On two ways to climb a mountain (p266-268):
When you try to climb a mountain to prove how big you are, you almost never make it. And even if you do it's a hollow victory. In order to sustain the victory you have to prove yourself again and again, driven forever to fill a false image, haunted by the fear that the image is not true and someone will find out. That's never the way.
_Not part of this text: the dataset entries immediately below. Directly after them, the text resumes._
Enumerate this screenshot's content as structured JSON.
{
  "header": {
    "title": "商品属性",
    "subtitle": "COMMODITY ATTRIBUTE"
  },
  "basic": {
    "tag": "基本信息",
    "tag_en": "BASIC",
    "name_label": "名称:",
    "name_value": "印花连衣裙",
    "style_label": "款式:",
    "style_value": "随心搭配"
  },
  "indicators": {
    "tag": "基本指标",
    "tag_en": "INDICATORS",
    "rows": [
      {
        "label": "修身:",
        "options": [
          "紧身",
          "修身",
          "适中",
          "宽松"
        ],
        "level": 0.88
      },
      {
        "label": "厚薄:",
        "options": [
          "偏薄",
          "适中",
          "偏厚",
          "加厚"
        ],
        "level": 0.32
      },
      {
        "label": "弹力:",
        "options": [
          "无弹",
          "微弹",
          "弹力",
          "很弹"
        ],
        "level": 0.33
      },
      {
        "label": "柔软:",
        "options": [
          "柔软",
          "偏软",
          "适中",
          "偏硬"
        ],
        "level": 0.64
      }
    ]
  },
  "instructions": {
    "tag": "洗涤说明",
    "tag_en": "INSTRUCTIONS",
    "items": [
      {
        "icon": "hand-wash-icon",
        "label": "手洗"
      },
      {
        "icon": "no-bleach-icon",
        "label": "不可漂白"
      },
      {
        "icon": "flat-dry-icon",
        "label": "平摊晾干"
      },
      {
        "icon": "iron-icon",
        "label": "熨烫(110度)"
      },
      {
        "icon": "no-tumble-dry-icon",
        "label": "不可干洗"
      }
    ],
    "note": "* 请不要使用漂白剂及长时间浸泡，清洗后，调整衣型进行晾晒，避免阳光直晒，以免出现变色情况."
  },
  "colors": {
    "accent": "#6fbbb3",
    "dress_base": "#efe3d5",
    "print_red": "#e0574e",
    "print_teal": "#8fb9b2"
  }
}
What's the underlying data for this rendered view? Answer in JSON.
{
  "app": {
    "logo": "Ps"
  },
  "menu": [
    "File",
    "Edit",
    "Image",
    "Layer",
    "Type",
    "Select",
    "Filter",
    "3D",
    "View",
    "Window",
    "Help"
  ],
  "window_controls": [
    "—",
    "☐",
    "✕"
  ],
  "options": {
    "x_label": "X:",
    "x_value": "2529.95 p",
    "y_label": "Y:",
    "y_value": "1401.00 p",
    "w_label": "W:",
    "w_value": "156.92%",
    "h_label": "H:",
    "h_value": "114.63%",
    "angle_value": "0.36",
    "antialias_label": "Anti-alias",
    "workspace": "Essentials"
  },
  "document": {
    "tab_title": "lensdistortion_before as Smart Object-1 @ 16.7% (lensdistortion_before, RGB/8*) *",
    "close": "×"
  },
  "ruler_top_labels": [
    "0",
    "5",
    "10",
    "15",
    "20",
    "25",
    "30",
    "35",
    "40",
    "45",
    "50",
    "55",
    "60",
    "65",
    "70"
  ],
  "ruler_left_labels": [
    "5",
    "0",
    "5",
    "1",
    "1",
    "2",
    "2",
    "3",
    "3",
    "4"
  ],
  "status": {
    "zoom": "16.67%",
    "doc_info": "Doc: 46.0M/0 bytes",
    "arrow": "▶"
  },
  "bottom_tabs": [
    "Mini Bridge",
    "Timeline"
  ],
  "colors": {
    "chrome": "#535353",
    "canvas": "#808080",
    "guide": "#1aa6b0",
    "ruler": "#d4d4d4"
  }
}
To the untrained eye ego-climbing and selfless climbing may appear identical. Both kinds of climbers place one foot in front of the other. Both breathe in and out at the same rate. Both stop when tired. Both go forward when rested. But what a difference! The ego-climber is like an instrument that's out of adjustment. He puts his foot down an instant too soon or too late. He's likely to miss a beautiful passage of sunlight through the trees. He goes on when the sloppiness of his step shows he's tired. He rests at odd times. He looks up the trail trying to see what's ahead even when he knows what's ahead because he just looked a second before. He goes too fast or too slow for the conditions and when he talks his talk is forever about somewhere else, something else. He's here but he's not here. He rejects the here, is unhappy with it, wants to be farther up the trail but when he gets there will be just as unhappy because the it will be "here." What he's looking for, what he wants, is all around him, but he doesn't want that because it is all around him. Every step's an effort, both physically and spiritually, because he imagines his goal to be external and distant.
More of the same (p418):
I watch the cars go by for a while on the highway. Something lonely about them. [...] Something about the car drivers too. [...] They all look like they're in a funeral procession. [...] The driving is different too. The cars seem to be moving at a steady maximum speed for in-town driving, as though they want to get somewhere, as though what's here right now is just something to get through. The drivers seem to be thinking about where they want to be rather than where they are. [...] Folks, I just forgot the biggest gumption trap of all. The funeral procession! The one everybody's in, this hyped-up, fuck-you, supermodern, ego style of life that thinks it owns this country.
From the book by Robert M. Pirsig (emphases mine).